Адель прикусила губы.
— А вот я посмотрю, чем это может кончиться! — И брови ее задвигались.
— Адочка, ангел мой! Но благоразумие, благоразумие! — переменила мгновенно тон Фридерика Казимировна. Она очень боялась этой скверной складочки над бровями.
— Я знаю, что делаю! — отчеканила Адель.
— Тысячу извинений, что заставил себя ждать! — развязно вошел на террасу Лопатин.
— Садитесь! — важно показала ему на стул красавица.
Она входила в роль «полновластной хозяйки этого гнездышка».
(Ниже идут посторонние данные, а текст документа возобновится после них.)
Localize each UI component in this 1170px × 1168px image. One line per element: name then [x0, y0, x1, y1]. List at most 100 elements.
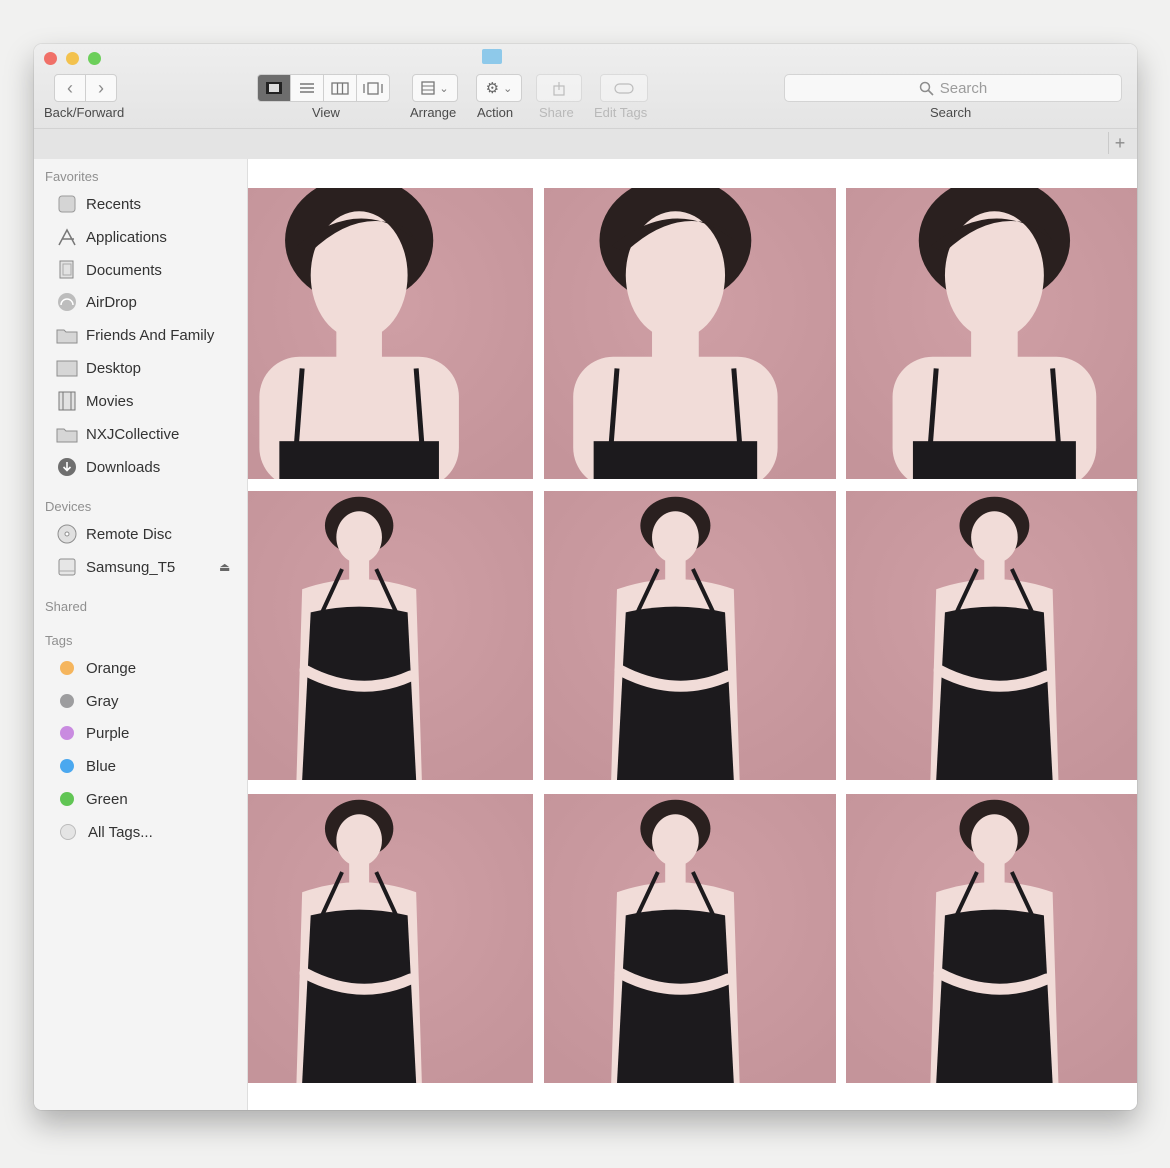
photo-thumbnail[interactable] [248, 491, 533, 780]
sidebar-tag-green[interactable]: Green [56, 787, 128, 811]
back-button[interactable]: ‹ [54, 74, 86, 102]
edit-tags-label: Edit Tags [594, 105, 648, 120]
arrange-icon [421, 81, 436, 95]
photo-thumbnail[interactable] [544, 794, 836, 1083]
forward-button[interactable]: › [86, 74, 117, 102]
minimize-button[interactable] [66, 52, 79, 65]
search-placeholder: Search [939, 79, 988, 97]
arrange-button[interactable]: ⌄ [412, 74, 458, 102]
search-field[interactable]: Search [784, 74, 1122, 102]
folder-icon [482, 49, 502, 64]
documents-icon [56, 260, 78, 280]
sidebar-tag-blue[interactable]: Blue [56, 754, 116, 778]
action-button[interactable]: ⚙ ⌄ [476, 74, 522, 102]
sidebar-item-desktop[interactable]: Desktop [56, 356, 141, 380]
sidebar-item-recents[interactable]: Recents [56, 192, 141, 216]
gallery-view-icon [363, 81, 383, 95]
back-forward-buttons: ‹ › [54, 74, 117, 102]
window-controls [44, 52, 101, 65]
tab-bar: + [34, 128, 1137, 159]
tag-icon [614, 82, 634, 94]
shared-heading: Shared [45, 599, 87, 614]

— Самый крепкий и побольше сахару... видите, Иван Илларионович, я помню хорошо ваш вкус! — приветливо улыбалась Фридерика Казимировна, протягивая Лопатину стакан чая...
Адель молча пододвинула ему корзинку с хлебом. Это небольшое внимание очень благотворно подействовало на Лопатина, но только на одно мгновение: эта же хорошенькая ручка подвинула корзинку и Бурченко, и Ледоколову; последнее даже сопровождалось улыбкой, не менее приветливой, чем улыбка мадам Брозе.
— ... В котором, вы говорите, году? — неожиданно спросил Лопатин, резко повернувшись к Бурченко.
— Я ничего не говорил!
— Виноват, мне послышалось...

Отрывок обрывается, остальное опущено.